El poder adquisitivo de esta generación crece al doble de la velocidad que lo hizo el de generaciones anteriores a la misma edad. Se proyecta que estos consumidores podrían superar el gasto global de los baby boomers hacia 2029, y para 2035, podrían aportar 8.9 billones de dólares adicionales a la economía mundial. Sin embargo, este volumen de gasto no se traduce en lealtad automática. El análisis de decisiones de compra incluye variables que van más allá del precio: identidad corporativa, valores declarados, influencia social y propósito empresarial.

Pérdida de control sobre la narrativa corporativa

La relación entre marcas y audiencias ha experimentado una transformación estructural. Aunque una empresa define su posicionamiento, ya no controla cómo se interpreta ese mensaje en tiempo real. Una campaña que promete autenticidad puede recibir cuestionamientos en pocas horas sobre prácticas laborales, precios, ingredientes o contradicciones corporativas. La Generación Z creció en un entorno donde las opiniones de otros consumidores, creadores de contenido y comunidades digitales juegan un papel determinante en la reputación de las marcas.

La comunicación entre pares relacionada con productos en redes sociales está directamente asociada con una mayor intención de compra entre consumidores de esta generación. La percepción de calidad y la preferencia de marca son influenciadas por estas interacciones horizontales, no por los mensajes descendentes de las organizaciones.

Autenticidad como requisito operativo, no comunicacional

El verdadero desafío para las marcas no radica en adoptar el lenguaje de la Generación Z, utilizar memes o crear contenido con estética espontánea. La clave está en demostrar que detrás de la comunicación existe una organización coherente. La autenticidad, entendida como transparencia y consistencia operativa, se ha convertido en una expectativa fundamental.

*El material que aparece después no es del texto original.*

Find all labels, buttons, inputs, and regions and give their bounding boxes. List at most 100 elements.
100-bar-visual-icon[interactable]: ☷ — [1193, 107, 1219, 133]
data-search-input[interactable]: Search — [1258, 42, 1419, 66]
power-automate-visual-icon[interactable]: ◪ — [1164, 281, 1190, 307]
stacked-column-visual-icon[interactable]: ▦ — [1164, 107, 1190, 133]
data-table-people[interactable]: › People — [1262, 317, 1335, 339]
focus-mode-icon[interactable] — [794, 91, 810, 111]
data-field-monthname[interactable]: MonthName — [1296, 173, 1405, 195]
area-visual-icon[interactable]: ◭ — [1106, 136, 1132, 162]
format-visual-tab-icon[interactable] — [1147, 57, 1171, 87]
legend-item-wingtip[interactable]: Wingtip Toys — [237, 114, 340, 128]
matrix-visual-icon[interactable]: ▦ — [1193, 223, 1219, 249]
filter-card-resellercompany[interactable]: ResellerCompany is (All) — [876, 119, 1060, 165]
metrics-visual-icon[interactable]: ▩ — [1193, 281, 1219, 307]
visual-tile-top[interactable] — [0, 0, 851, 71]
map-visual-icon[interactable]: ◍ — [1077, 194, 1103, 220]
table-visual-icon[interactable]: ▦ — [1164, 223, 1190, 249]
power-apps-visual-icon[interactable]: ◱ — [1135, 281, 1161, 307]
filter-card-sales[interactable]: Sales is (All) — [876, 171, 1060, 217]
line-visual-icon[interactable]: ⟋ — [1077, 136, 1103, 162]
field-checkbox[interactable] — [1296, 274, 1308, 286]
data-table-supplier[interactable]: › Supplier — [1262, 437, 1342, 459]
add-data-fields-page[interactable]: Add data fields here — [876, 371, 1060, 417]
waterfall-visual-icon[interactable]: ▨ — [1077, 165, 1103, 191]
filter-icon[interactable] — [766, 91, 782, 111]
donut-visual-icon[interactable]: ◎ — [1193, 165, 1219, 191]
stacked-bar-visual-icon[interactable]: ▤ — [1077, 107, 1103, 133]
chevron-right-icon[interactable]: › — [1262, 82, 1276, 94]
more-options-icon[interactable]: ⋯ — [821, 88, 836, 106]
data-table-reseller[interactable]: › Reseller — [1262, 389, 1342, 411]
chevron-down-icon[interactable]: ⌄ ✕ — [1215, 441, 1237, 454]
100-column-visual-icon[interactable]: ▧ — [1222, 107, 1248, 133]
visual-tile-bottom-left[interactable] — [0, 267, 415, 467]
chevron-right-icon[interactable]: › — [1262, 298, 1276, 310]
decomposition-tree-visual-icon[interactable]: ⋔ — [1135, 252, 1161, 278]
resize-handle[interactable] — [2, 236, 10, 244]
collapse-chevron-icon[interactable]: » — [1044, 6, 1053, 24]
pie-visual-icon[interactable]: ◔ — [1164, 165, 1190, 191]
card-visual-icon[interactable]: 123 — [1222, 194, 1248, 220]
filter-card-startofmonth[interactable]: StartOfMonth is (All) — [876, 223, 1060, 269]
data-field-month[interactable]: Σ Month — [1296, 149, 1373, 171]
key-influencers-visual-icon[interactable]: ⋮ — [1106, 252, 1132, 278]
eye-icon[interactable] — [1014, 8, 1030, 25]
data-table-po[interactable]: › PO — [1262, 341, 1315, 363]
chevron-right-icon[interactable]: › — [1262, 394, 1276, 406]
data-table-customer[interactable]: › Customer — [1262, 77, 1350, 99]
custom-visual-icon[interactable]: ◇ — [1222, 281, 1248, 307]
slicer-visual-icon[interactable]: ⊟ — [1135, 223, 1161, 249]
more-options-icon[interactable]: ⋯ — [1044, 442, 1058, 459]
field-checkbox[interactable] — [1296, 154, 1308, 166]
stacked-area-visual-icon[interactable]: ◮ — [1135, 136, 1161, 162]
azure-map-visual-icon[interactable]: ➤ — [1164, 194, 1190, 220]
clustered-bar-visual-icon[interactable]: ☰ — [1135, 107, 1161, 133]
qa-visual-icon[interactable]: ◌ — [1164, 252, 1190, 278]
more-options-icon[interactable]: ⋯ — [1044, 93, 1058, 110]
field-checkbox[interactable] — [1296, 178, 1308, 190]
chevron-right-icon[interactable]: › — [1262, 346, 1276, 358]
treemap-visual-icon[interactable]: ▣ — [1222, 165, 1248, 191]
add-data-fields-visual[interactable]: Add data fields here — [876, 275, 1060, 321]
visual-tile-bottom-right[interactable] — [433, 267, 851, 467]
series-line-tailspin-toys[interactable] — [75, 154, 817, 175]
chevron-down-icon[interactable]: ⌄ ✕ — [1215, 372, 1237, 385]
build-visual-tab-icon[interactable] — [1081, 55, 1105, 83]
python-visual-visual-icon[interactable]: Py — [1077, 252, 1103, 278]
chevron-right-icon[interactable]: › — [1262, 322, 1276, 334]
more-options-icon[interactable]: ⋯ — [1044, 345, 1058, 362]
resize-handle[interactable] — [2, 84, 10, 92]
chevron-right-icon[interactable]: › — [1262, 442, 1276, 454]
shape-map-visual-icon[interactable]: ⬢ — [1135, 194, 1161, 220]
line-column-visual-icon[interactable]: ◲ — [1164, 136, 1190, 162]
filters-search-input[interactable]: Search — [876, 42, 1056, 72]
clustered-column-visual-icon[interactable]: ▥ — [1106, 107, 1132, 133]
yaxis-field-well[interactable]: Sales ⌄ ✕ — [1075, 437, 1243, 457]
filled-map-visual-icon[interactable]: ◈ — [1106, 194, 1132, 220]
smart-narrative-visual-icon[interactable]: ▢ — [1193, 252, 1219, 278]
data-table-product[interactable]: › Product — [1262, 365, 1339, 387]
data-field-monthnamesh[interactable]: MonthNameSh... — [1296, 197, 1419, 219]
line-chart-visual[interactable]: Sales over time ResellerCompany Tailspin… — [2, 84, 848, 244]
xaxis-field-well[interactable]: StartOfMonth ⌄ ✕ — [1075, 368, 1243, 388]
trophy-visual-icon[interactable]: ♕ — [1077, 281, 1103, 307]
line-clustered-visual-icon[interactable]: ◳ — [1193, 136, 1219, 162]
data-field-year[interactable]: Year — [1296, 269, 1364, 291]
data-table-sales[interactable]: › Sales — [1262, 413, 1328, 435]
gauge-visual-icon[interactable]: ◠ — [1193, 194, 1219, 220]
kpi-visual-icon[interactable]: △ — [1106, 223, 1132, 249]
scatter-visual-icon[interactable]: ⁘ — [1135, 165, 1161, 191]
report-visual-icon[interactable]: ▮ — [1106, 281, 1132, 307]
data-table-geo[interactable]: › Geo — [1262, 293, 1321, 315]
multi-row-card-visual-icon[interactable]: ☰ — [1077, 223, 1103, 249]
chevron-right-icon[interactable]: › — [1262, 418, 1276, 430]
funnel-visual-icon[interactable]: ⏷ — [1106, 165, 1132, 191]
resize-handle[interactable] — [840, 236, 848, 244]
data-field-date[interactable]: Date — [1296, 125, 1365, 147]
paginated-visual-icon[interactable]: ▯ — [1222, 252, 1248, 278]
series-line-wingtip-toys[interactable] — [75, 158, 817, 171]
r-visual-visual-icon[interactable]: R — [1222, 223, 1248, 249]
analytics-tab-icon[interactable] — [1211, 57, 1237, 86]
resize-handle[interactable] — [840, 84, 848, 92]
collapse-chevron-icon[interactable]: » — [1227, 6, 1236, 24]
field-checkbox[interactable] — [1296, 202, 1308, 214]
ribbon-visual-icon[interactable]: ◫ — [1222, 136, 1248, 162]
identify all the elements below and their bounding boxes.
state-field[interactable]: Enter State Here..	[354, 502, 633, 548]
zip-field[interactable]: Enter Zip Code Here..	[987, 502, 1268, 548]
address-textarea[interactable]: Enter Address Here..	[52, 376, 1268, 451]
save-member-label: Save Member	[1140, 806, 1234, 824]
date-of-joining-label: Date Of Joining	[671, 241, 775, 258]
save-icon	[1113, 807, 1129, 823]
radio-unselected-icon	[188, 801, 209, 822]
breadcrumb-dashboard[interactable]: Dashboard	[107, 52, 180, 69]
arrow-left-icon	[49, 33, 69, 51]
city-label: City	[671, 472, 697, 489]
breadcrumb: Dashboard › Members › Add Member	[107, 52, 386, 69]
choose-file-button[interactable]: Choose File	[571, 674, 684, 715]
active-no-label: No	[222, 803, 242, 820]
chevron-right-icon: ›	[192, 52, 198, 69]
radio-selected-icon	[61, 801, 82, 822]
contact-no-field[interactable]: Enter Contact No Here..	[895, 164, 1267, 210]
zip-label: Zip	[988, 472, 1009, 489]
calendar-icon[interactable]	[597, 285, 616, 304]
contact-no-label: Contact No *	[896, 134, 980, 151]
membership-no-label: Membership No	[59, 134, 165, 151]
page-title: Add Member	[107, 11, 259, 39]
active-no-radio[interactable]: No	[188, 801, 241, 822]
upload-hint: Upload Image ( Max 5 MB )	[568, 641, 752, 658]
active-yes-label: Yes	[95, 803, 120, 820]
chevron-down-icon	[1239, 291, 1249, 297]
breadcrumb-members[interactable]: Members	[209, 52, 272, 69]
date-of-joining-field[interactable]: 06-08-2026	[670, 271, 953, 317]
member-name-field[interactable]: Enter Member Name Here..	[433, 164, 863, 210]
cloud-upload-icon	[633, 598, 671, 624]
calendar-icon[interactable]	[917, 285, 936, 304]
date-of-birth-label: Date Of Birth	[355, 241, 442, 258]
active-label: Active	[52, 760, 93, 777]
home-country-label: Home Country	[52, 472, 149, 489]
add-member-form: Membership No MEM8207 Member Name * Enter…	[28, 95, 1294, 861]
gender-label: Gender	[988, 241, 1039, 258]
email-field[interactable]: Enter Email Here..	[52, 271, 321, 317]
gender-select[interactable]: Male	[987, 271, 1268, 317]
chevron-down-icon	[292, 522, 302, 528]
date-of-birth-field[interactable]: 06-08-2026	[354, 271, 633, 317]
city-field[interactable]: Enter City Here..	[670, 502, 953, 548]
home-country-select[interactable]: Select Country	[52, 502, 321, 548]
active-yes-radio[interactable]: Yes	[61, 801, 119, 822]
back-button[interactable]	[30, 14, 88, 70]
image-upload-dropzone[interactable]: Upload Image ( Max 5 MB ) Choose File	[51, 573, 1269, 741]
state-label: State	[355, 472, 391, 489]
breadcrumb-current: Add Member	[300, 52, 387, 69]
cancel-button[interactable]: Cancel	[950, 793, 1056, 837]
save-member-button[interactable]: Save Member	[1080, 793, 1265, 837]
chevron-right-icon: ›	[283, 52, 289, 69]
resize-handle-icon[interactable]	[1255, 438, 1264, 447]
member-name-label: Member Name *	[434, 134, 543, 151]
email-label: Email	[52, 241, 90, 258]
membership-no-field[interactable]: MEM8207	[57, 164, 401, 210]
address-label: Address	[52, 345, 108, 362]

Un alto porcentaje de millennials y la Generación Z espera que las marcas actúen frente a asuntos sociales, aunque no necesariamente desean escuchar constantemente sobre esas acciones. Este matiz es crucial: la generación no exige que una marca tenga posición sobre todos los temas, sino que cuando se expresa, exista correspondencia entre lo comunicado y lo ejecutado. Esto complica el marketing tradicional, pero también lo hace más estratégico.

Investigación independiente versus control de imagen

La presión de la Generación Z obliga a las compañías a abandonar un modelo que funcionó durante décadas: construir una imagen y gestionar cuidadosamente qué conoce el público de la organización. Este enfoque pierde relevancia en un contexto donde los consumidores pueden investigar, comparar y generar información de manera independiente.

La personalización, la interacción y la publicidad influyen significativamente en la intención de compra de estos consumidores. Sin embargo, existe una paradoja: aunque esta generación utiliza intensamente las plataformas digitales, también desconfía de ellas. Las redes sociales son la fuente más importante en las etapas de descubrimiento y compra, pero reportan niveles de confianza inferiores a los de consumidores mayores en muchos canales de investigación de productos.

Para las organizaciones, esto representa un desafío operativo significativo, pero también una oportunidad para evolucionar hacia modelos de negocio donde la coherencia interna y la transparencia se conviertan en ventajas competitivas reales, no solo en narrativas de marketing.